All these brought to mind those ten years, 1949-1960, that I worked at the old Manila Times, first as associate editor of the Sunday Times Magazine which was then the most widely circulated magazine in the country. I also edited Progress, the Manila Times’ annual publication. I never took a vacation. Instead, I travelled all over the country, from Sabtang in Batanes in the north, to Sitankai in Tawi-Tawi in the south. I remember the first advice given to me by Primitivo C. Mauricio, the editor of the magazine. He said: “We don’t own the magazine. It belongs to the people who buy it.” 
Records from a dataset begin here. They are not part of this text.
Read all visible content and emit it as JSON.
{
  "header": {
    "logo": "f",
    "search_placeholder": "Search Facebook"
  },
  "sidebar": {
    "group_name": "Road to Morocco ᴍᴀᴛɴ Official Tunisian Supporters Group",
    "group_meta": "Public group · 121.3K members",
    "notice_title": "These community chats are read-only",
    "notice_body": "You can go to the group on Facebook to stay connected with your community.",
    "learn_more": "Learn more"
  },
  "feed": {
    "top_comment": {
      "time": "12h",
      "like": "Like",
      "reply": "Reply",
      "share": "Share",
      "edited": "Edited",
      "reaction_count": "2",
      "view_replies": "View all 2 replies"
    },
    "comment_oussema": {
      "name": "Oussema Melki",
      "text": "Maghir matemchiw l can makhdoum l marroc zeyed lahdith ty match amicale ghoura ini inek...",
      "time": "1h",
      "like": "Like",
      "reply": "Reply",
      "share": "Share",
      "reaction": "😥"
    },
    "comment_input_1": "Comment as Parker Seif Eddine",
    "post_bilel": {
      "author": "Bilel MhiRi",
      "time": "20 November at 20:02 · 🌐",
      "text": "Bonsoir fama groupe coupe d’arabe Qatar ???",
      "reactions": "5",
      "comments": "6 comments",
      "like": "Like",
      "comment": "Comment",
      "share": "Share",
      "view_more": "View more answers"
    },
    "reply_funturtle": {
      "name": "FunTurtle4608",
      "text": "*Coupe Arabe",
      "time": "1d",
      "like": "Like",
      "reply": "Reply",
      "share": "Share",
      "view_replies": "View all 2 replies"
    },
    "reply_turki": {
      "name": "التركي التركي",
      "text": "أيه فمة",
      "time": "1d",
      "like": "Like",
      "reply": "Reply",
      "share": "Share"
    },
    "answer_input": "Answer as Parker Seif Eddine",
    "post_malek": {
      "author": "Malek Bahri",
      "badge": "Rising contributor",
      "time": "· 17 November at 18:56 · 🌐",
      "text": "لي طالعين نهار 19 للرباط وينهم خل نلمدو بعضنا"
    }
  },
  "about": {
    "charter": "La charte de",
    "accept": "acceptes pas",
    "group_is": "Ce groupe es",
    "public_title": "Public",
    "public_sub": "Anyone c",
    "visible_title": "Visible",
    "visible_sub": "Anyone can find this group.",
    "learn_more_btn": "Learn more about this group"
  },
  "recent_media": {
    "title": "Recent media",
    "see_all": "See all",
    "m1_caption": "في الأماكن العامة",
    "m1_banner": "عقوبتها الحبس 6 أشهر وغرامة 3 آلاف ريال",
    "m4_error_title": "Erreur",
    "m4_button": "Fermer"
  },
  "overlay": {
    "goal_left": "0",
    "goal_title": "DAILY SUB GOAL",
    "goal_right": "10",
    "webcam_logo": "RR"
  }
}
Joaquin P. Roces, the Manila Times publisher, was a hands-on executive. Every day he was in the newspaper and there were occasions he went to the upper floor where the magazine offices were to talk with me. I was usually there after office hours, working on my novels and short stories. We had protracted conversations about current events, national personalities, and the books I had read. He wasn’t a reader but he kept himself informed by being a good listener.

All of us in the editorial department called him Chino, his nickname because he looked Chinese. But I always addressed him as Sir when he was talking with me as publisher. Chino was warm-hearted and so was his older sister, Isabel, who was the company treasurer. We called her Bebing. I felt she was the paper’s real boss. Both of them never interfered with the work of the editorial department.

Not once in my ten years at the Manila Times did Chino tell me what to write or criticize what I wrote. I had absolute freedom even when I got to be the editor of the magazine itself. He also gave me the most expensive cameras at the time. He never examined the figures in my travel and expense vouchers. He signed them immediately.

When I left the Manila Times in 1960 to go to Hong Kong to work for the Asia Magazine, I was one of the Times’ ten highest-paid employees, but still I did not have a car. Chino gifted me with a Volkswagen. 

His sister called me to her office twice. The first time to tell me she had accepted an award at the National Press Club on my behalf and to ask why I had not been there. I told her outright – I did not have a barong tagalog. Within the hour I received one.

On another instance, she sounded very anxious and worried because some of her landlord friends had questioned her about my articles on agrarian reform. I told her that if I were to be sued for libel, I would stand by everything I wrote. Not only did I know the libel laws, but my articles were filled with facts. Immediately, she smiled. She then asked me if I had problems writing those articles. They were to win several awards later. I told her I had difficulty because they involved a lot of research. She told me to hire a researcher immediately.

Journalism in the 1950s was already tainted with some corruption. It was obvious in the lifestyle of some journalists. The Manila Times was the most profitable paper at the time, primarily I think because of the great freedom that its writers enjoyed. The paper had credibility. In remembering those days, I understand why Marcos closed the Manila Times and the other newspapers. It was not so much because media were critical of him but because he wanted the profitable papers, and the radio and TV stations to be in the hands of his cronies. 

There is apprehension in the country today that we are on the verge of a dictatorship. I don’t think so but just the same, I hope that the cry, Never Again, is being heard by all those who hold enormous power today.